On 2022/4/11 15:18, Christoph Hellwig wrote:
On Mon, Apr 11, 2022 at 02:12:50PM +0800, Qu Wenruo wrote:
[BUG] Test case generic/475 have a very high chance (almost 100%) to hit a fs hang, where a data page will never be unlocked and hang all later operations.
Question: how can we even get an error? The submission already stopped return errors with patch 1. btrfs_get_chunk_map called from btrfs_zoned_get_device and calc_bio_boundaries really just has sanity checks that should be fatal if not met, same for btrfs_get_io_geometry.
Yep, btrfs_get_chunk_map() related call sites can only get error due to sanity check.
But the sanity check still makes sense, and those can not be easily rejected by our existing tree-checkers.
So we still need to do the error handling.
So yes, we could fix the nasty error handling here. Or just remove it entirely, which would reduce the possibility of bugs even more.
I don't see a super good way to remove the sanity check.

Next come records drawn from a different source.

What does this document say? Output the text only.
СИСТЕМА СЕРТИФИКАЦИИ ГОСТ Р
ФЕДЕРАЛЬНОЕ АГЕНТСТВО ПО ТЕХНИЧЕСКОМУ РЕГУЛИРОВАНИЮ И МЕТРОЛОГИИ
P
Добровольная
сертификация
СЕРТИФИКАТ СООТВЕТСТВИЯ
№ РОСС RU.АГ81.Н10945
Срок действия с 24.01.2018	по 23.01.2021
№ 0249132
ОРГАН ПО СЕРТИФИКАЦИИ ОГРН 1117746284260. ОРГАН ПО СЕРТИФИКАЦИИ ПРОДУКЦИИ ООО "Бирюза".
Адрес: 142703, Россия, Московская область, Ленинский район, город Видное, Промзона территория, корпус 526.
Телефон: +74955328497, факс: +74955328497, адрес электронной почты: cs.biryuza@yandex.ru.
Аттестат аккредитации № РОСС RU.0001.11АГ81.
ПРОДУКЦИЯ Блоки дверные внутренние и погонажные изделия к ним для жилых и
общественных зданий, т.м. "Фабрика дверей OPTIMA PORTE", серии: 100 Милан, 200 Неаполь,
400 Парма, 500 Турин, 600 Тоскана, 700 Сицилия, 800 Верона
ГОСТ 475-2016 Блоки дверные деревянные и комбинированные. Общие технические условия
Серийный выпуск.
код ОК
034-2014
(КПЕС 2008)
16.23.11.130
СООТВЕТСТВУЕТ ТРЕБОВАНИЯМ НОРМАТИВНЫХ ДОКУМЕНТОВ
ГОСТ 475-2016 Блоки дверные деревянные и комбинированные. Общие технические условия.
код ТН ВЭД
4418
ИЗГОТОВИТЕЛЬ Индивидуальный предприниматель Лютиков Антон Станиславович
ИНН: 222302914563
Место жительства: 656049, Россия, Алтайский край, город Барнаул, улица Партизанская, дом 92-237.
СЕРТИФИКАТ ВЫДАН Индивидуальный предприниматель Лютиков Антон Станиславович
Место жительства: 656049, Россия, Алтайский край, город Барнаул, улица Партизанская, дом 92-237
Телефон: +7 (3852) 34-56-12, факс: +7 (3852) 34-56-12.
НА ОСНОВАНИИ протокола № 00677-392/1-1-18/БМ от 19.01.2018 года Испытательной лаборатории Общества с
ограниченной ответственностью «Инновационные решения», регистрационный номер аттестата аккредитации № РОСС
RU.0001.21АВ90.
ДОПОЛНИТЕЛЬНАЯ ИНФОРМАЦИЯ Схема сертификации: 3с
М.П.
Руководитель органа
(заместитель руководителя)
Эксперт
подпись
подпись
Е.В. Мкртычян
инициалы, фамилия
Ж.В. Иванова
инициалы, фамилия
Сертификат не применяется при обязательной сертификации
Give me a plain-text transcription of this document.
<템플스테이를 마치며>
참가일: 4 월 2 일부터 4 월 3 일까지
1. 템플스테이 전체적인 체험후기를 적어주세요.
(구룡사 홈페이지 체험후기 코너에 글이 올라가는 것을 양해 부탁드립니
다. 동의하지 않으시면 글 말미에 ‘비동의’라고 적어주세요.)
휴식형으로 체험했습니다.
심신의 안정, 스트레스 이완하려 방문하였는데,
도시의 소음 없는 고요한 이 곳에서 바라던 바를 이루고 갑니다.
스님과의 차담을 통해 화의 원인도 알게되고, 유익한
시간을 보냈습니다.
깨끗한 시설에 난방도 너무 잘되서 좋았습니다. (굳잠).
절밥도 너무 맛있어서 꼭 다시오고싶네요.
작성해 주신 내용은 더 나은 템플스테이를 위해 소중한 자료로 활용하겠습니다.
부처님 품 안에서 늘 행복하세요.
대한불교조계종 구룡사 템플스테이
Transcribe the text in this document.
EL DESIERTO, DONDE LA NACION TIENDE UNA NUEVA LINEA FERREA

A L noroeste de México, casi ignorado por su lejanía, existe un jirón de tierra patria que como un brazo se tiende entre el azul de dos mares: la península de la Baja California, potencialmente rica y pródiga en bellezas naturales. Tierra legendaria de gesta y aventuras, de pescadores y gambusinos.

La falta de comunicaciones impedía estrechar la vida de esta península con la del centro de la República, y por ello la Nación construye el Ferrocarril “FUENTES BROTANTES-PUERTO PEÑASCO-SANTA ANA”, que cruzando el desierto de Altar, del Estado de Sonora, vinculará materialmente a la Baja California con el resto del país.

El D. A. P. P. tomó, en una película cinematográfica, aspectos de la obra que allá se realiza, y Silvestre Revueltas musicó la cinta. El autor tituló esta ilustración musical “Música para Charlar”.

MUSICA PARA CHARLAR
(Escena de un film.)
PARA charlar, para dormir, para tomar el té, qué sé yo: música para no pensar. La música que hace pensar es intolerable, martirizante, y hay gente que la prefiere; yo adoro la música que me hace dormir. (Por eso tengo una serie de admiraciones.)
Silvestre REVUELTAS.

The get_chunk_map() one is here to catch possible bad bio which wants to write into non-existing chunk. To completely get rid that, we need a bullet proof solution to make sure all of our bio will never point to some non-existing logical bytenr.
Especially considering we have extra mechanisms to make chunk allocation/deletion more dynamic and harder to catch such situation at other locations.
Which can be more challenging than the error handling.
Anyway, we still need to handle the error for __get_extent_map(), we just need to do the same one here.
Thanks, Qu